CAPE TOWN - If they were awarding style points for the march of The Netherlands to the final of World Cup 2010, the Brazilian judge might be hard-pressed to give them a passing grade.
It hasn't been the most sexy, the most creative, the most bang for the buck by any sense of the imagination.
It hasn't reminded anyone of the so-called "beautiful game," the type of performances that made the likes of Pele and Ronaldo (the Brazilian one, not the Portuguese flameout) World Cup legends in their time.
It hasn't even conjured up memories of Dutch greats of the past, with the likes of Edgar Davids. Patrick Kluivert, Frank Rijkaard. Ruud Gullit and Dennis Bergkamp immediately coming to mind.
All it's done has produced results.
And for a Dutch squad with a legacy of more sizzle than substance, artistic merit has become secondary to victories.
It has been a successful formula thus far. The Dutch are the only members of the entire 32-team tournament to have won each and every one of their matches, grinding out six consecutive victories en route to punching their ticket to the championship game at Soccer City on Sunday.
Here's a look at their path to the title match, a road highlight by big goals from Wesley Sneijder and own goals for the opposition.
- June 14: Netherlands 2, Denmark 0 (Soccer City, Johannesburg)
With the Orange Nation out in full force to see their team's opener at South Africa 2010, the Dutch turned in a moribund first half, a real yawner. But an own goal by Denmark's Daniel Agger, who happened to have a clearing attempt from teammate Simon Poulsen deflect off his shoulder and into the net, put the Dutch up 1-0 and gave them the momentum they needed. While Dirk Kuyt would score a late goal to seal the deal, this would not be the first time an own goal by the opposition would benefit the Dutch. Just ask Brazil.
- June 19: Netherlands 1, Japan 0 (Moses Mabhida Stadium, Durban)
Generally a snoozefest. At times, the Dutch simply would boot the ball down the field to relieve the pressure exerted by the quicker Japanese. But Sneijder began his trend of coming to the rescue with an early second-half goal, the only score the Dutch would need.
- June 24: Netherlands 2, Cameroon 1 (Green Point Stadium, Cape Town)

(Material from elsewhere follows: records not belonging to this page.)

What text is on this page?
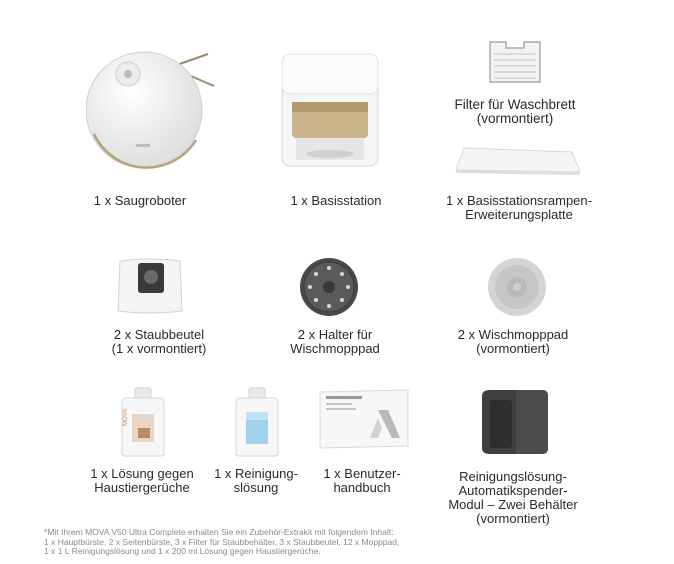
Filter für Waschbrett
(vormontiert)
1 x Saugroboter	1 x Basisstation	1 x Basisstationsrampen-
Erweiterungsplatte
2 x Staubbeutel
(1 x vormontiert)
2 x Halter für
Wischmopppad
2 x Wischmopppad
(vormontiert)
MOVA
1 x Lösung gegen
Haustiergerüche
1 x Reinigung-
slösung
1 x Benutzer-
handbuch
Reinigungslösung-
Automatikspender-
Modul – Zwei Behälter
(vormontiert)
*Mit Ihrem MOVA V50 Ultra Complete erhalten Sie ein Zubehör-Extrakit mit folgendem Inhalt:
1 x Hauptbürste, 2 x Seitenbürste, 3 x Filter für Staubbehälter, 3 x Staubbeutel, 12 x Mopppad,
1 x 1 L Reinigungslösung und 1 x 200 ml Lösung gegen Haustiergerüche.
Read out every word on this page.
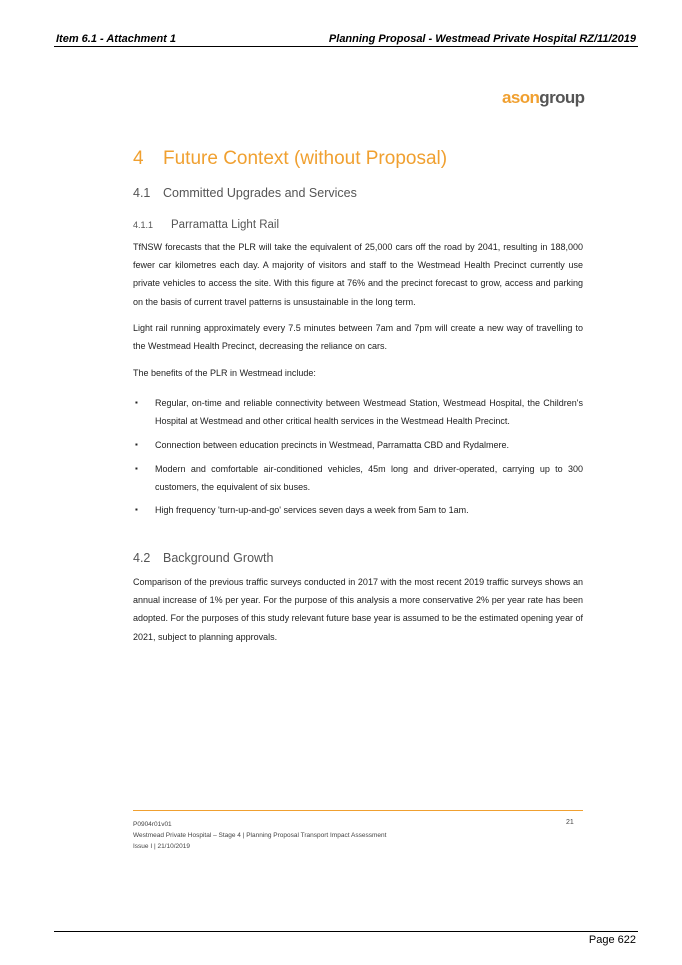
Item 6.1 - Attachment 1	Planning Proposal - Westmead Private Hospital RZ/11/2019
asongroup
4 Future Context (without Proposal)
4.1 Committed Upgrades and Services
4.1.1 Parramatta Light Rail
TfNSW forecasts that the PLR will take the equivalent of 25,000 cars off the road by 2041, resulting in 188,000 fewer car kilometres each day. A majority of visitors and staff to the Westmead Health Precinct currently use private vehicles to access the site. With this figure at 76% and the precinct forecast to grow, access and parking on the basis of current travel patterns is unsustainable in the long term.
Light rail running approximately every 7.5 minutes between 7am and 7pm will create a new way of travelling to the Westmead Health Precinct, decreasing the reliance on cars.
The benefits of the PLR in Westmead include:
▪ Regular, on-time and reliable connectivity between Westmead Station, Westmead Hospital, the Children's Hospital at Westmead and other critical health services in the Westmead Health Precinct.
▪ Connection between education precincts in Westmead, Parramatta CBD and Rydalmere.
▪ Modern and comfortable air-conditioned vehicles, 45m long and driver-operated, carrying up to 300 customers, the equivalent of six buses.
▪ High frequency 'turn-up-and-go' services seven days a week from 5am to 1am.
4.2 Background Growth
Comparison of the previous traffic surveys conducted in 2017 with the most recent 2019 traffic surveys shows an annual increase of 1% per year. For the purpose of this analysis a more conservative 2% per year rate has been adopted. For the purposes of this study relevant future base year is assumed to be the estimated opening year of 2021, subject to planning approvals.
P0904r01v01
Westmead Private Hospital – Stage 4 | Planning Proposal Transport Impact Assessment
Issue I | 21/10/2019
21
Page 622
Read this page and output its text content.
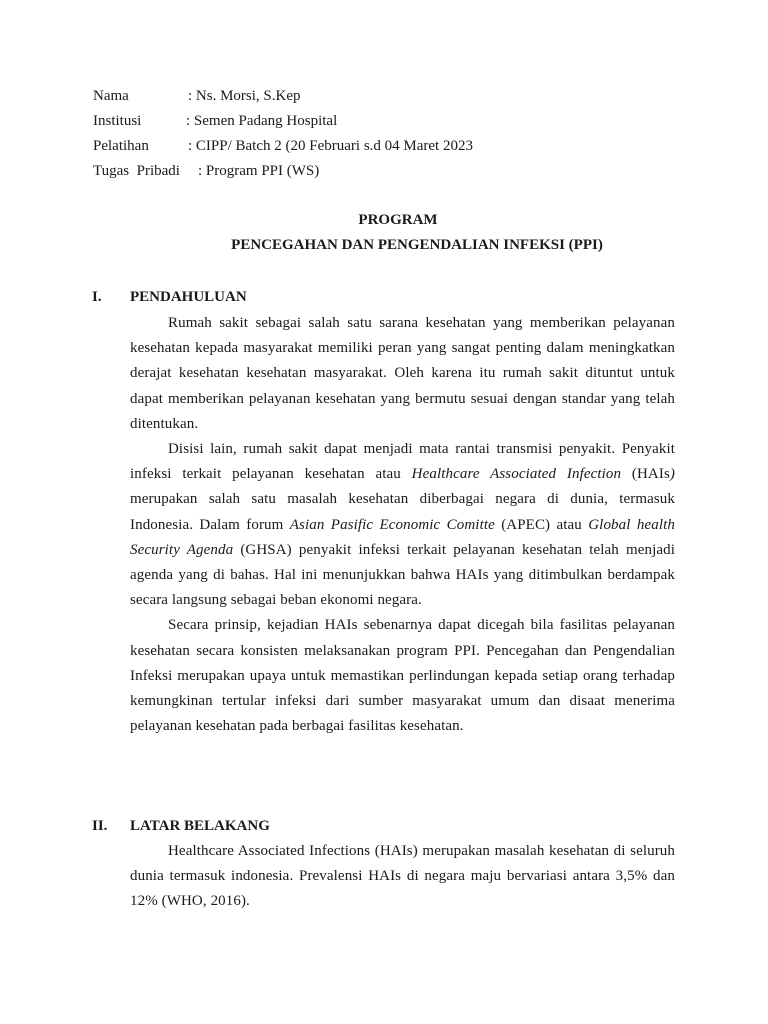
Nama	: Ns. Morsi, S.Kep
Institusi	: Semen Padang Hospital
Pelatihan	: CIPP/ Batch 2 (20 Februari s.d 04 Maret 2023
Tugas  Pribadi	: Program PPI (WS)
PROGRAM
PENCEGAHAN DAN PENGENDALIAN INFEKSI (PPI)
I. PENDAHULUAN

Rumah sakit sebagai salah satu sarana kesehatan yang memberikan pelayanan kesehatan kepada masyarakat memiliki peran yang sangat penting dalam meningkatkan derajat kesehatan kesehatan masyarakat. Oleh karena itu rumah sakit dituntut untuk dapat memberikan pelayanan kesehatan yang bermutu sesuai dengan standar yang telah ditentukan.

Disisi lain, rumah sakit dapat menjadi mata rantai transmisi penyakit. Penyakit infeksi terkait pelayanan kesehatan atau Healthcare Associated Infection (HAIs) merupakan salah satu masalah kesehatan diberbagai negara di dunia, termasuk Indonesia. Dalam forum Asian Pasific Economic Comitte (APEC) atau Global health Security Agenda (GHSA) penyakit infeksi terkait pelayanan kesehatan telah menjadi agenda yang di bahas. Hal ini menunjukkan bahwa HAIs yang ditimbulkan berdampak secara langsung sebagai beban ekonomi negara.

Secara prinsip, kejadian HAIs sebenarnya dapat dicegah bila fasilitas pelayanan kesehatan secara konsisten melaksanakan program PPI. Pencegahan dan Pengendalian Infeksi merupakan upaya untuk memastikan perlindungan kepada setiap orang terhadap kemungkinan tertular infeksi dari sumber masyarakat umum dan disaat menerima pelayanan kesehatan pada berbagai fasilitas kesehatan.

II. LATAR BELAKANG

Healthcare Associated Infections (HAIs) merupakan masalah kesehatan di seluruh dunia termasuk indonesia. Prevalensi HAIs di negara maju bervariasi antara 3,5% dan 12% (WHO, 2016).
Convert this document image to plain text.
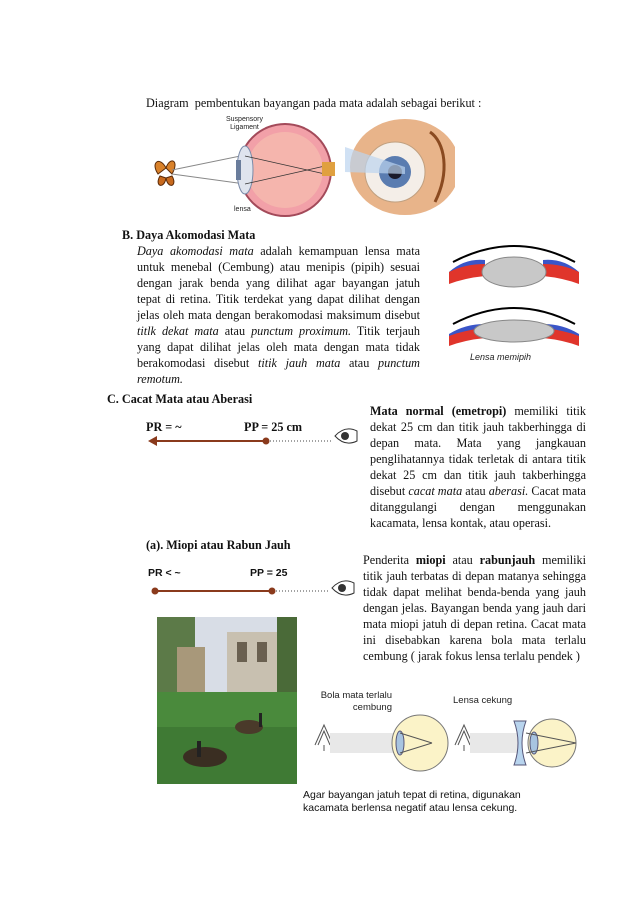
Diagram  pembentukan bayangan pada mata adalah sebagai berikut :
Suspensory
Ligament
lensa
B. Daya Akomodasi Mata
Daya akomodasi mata adalah kemampuan lensa mata untuk menebal (Cembung) atau menipis (pipih) sesuai dengan jarak benda yang dilihat agar bayangan jatuh tepat di retina. Titik terdekat yang dapat dilihat dengan jelas oleh mata dengan berakomodasi maksimum disebut titlk dekat mata atau punctum proximum. Titik terjauh yang dapat dilihat jelas oleh mata dengan mata tidak berakomodasi disebut titik jauh mata atau punctum remotum.
Lensa memipih
C. Cacat Mata atau Aberasi
PR = ~	PP = 25 cm
Mata normal (emetropi) memiliki titik dekat 25 cm dan titik jauh takberhingga di depan mata. Mata yang jangkauan penglihatannya tidak terletak di antara titik dekat 25 cm dan titik jauh takberhingga disebut cacat mata atau aberasi. Cacat mata ditanggulangi dengan menggunakan kacamata, lensa kontak, atau operasi.
(a). Miopi atau Rabun Jauh
PR < ~	PP = 25
Penderita miopi atau rabunjauh memiliki titik jauh terbatas di depan matanya sehingga tidak dapat melihat benda-benda yang jauh dengan jelas. Bayangan benda yang jauh dari mata miopi jatuh di depan retina. Cacat mata ini disebabkan karena bola mata terlalu cembung ( jarak fokus lensa terlalu pendek )
Bola mata terlalu
cembung
Lensa cekung
Agar bayangan jatuh tepat di retina, digunakan kacamata berlensa negatif atau lensa cekung.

A miserable tournament for Cameroon came to a crashing end when Klaas Jan Huntelaar scored just seven minutes from the end of regulation to give the Dutch yet another unimpressive victory. The Dutch completed a perfect opening round and locked up a date with Serbia in the Round of 16.
- June 28: Netherlands 2, Slovakia 1 (Moses Mabhida Stadium, Durban)
The final summary shows that Sneijder scored the winning goal in this Group of 16 match. So what else is new? The big news was that star midfielder/forward Arjen Robben, returning to the starting lineup from a knee injury, scored early in the first half, a huge boost for a Dutch team eyeballing its first World Cup title.
- July 2: Netherlands 2, Brazil 1 (Nelson Mandela Bay Stadium, Port Elizabeth)
Remember our earlier reference about own goals? Down 1-0 on a first-half Robinho goal, the Dutch benefited from a Sneijder free kick that ticked off the head of Brazil's Melo and into the net. Sneijder would head one in himself shortly afterward to complete the improbable second half upset in this high-profile qurterfinal. FIFA later would award the first Dutch goal to Sneijder, giving him two for the game.
- July 6: Netherlands 3, Uruguay 2 (Green Point Stadium, Cape Town)
Second-half goals by Sneijder and Robben four minutes apart snapped a 1-1 tie and allowed the Dutch to hold on for dear life in penalty time. Sneijder's go-ahead marker seemed to come with teammate Robin Van Persie in an offside position but it was not called.
It wasn't a work of art. Then again, not much has been for the Dutch has been at South Africa 2010.